India pun kian menghadapi kesulitan ketika persediaan medis seperti oksigen, obat-obatan penting, dan kapasitas tempat tidur rumah sakit habis.
Pemerintah berjuang untuk menemukan strategi yang efektif untuk mengekang penyebaran virus. Namun, upaya mereka menjadi semakin berat karena menghadapi pemberitaan yang tidak benar, teori konspirasi, dan informasi yang tidak diverifikasi yang beredar di media sosial.
Informasi salah yang beredar tersebut berkisar tentang asal gelombang kedua di India, tingkat kemanjuran vaksin, hingga saran untuk meningkatkan kekebalan tubuh dengan menggunakan pengobatan rumahan.
“Terkait ini, informasi yang salah tentang kesehatan lebih umum dan beragam, diikuti oleh informasi yang salah terkait agama,” kata Syed Nazakat, pendiri Health Analytics Asia, sebuah platform pengecekan fakta, kepada DW.
“Sebagian besar informasi kesehatan yang salah berkaitan dengan pandemi dan juga itu, ketika negara ini juga berada di tengah-tengah upaya vaksinasi besar-besaran,” katanya.
1. ‘Kurang Rasa Hormat Terhadap Sains’
Pengamat serta penggerak berkata pihak berhak belum mengutip aksi yang lumayan buat mengakhiri data yang salah ini. Kenyataannya, sebagian figur warga serta administratur tua sendiri bertanggung jawab atas penyebarannya.
Pada medio April 2021 kemudian, kala jumlah permasalahan Covid- 19 mulai meroket, V K Paul, seseorang administratur tua penguasa yang ialah advokat virus corona untuk PM India, Narendra Modi, menganjurkan supaya banyak orang bertanya dengan pegiat pengobatan pengganti bila mereka mempunyai pertanda enteng ataupun tanpa pertanda.
Ia pula menganjurkan orang buat komsumsi” chyawanprash”( komplemen santapan) serta” kadha”( minuman herbal serta bumbu) buat tingkatkan imunitas mereka.
Pernyataannya mengakibatkan kritik dari para dokter yang mengatakan saran itu bisa mendesak orang buat berupaya pengobatan yang belum terjamin serta menunggu sangat lama buat mencari bantuan kedokteran.
” Ini membingungkan serta menyesatkan. Ini hendak mendesak orang buat bersandar di rumah, meminum racikan itu serta pada dikala mereka hingga di rumah sakit, seluruhnya hendak telanjur,” tutur Rajan Sharma, mantan kepala negara nasional Federasi Kedokteran India, pada DW.

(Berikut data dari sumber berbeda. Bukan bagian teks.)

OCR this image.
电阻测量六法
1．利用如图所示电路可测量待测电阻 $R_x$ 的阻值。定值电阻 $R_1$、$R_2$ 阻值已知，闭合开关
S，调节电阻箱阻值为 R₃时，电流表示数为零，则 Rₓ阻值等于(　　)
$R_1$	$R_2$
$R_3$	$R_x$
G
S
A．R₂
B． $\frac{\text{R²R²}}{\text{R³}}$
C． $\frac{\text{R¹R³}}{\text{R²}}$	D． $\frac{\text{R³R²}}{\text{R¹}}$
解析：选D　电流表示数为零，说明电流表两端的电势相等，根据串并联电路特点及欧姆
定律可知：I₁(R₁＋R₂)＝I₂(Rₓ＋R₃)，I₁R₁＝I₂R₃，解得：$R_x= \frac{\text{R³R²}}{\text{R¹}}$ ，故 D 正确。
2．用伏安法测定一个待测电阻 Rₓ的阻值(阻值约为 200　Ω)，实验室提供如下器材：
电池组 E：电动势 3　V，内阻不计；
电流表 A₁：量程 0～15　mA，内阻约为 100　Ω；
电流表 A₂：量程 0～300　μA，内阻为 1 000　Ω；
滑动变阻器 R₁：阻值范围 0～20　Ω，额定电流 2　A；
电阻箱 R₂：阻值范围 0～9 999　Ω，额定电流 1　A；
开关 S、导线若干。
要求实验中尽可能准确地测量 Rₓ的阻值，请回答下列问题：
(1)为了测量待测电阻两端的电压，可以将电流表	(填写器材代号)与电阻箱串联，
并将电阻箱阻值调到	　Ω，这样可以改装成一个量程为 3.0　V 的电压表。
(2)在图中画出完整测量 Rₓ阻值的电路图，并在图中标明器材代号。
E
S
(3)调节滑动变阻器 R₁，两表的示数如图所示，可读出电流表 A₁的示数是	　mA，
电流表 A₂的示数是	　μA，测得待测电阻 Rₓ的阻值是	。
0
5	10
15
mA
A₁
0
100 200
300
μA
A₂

Apar Gupta, Ketua Administrator Internet Freedom Foundation, pula mempunyai pemikiran seragam.” Kala Kamu mempunyai administratur khalayak yang mensupport perihal itu, nyata terdapat minimnya rasa segan kepada ilmu. Bagi Kamu, apa dampak yang diperoleh kepada mereka yang komsumsi alat sosial?” dempak Gupta pada DW.
2. Penggunaan Media Sosial yang Tinggi
Para pakar beriktikad kalau tingkatan keyakinan warga yang kecil pada alat informasi serta alat layanan khalayak yang kurang bermutu, ditambah dengan warga yang terfragmentasi serta tingginya pemakaian alat sosial, sudah menimbulkan penyebaran data yang salah dengan cara kilat serta besar.
Mengkonsumsi konten alat sosial sudah bertambah cepat semenjak penguasa India meresmikan penguncian nasional yang kencang pada Maret tahun kemudian buat mengatur penyebaran virus.
Aplikasi WhatsApp, yang mempunyai lebih dari 500 juta konsumen di negeri itu, jadi program di mana beberapa besar data yang salah terhambur.
” Melonjaknya capaian alat sosial terus menjadi memaksimalkan darurat data yang salah,” tutur Gupta.
3. Mengungkap Rumor dan Kebohongan
Dengan kasus Covid-19 yang melonjak di seluruh negeri, banyak orang yang semakin mudah tertipu dan menjadi mangsa gelombang peningkatan berita yang menyesatkan dan palsu. Desas-desus tentang efek buruk vaksin juga memengaruhi upaya vaksinasi massal di sana.
Selain itu, ada rumor tentang penggunaan nebulizer sebagai pengganti tangki oksigen medis yang saat ini sangat langka di negara tersebut. Lebih jauh, tersebar juga rumor yang mendorong konsumsi bawang putih, kayu manis, dan akar manis, sebagai tindakan pencegahan atau pengobatan Covid-19.
Ada juga rumor lain yang tengah beredar di media sosial, mengatakan bahwa orang India memiliki kekebalan yang lebih tinggi terhadap virus corona.
“Tidak ada bukti ilmiah untuk mendukung klaim absurd ini. Kami harus membantah klaim ini untuk membuat orang mengerti bahwa orang India tidak memiliki perlindungan genetik khusus terhadap virus,” ujar seorang peneliti dari Alt News, sebuah platform pengecekan fakta nirlaba.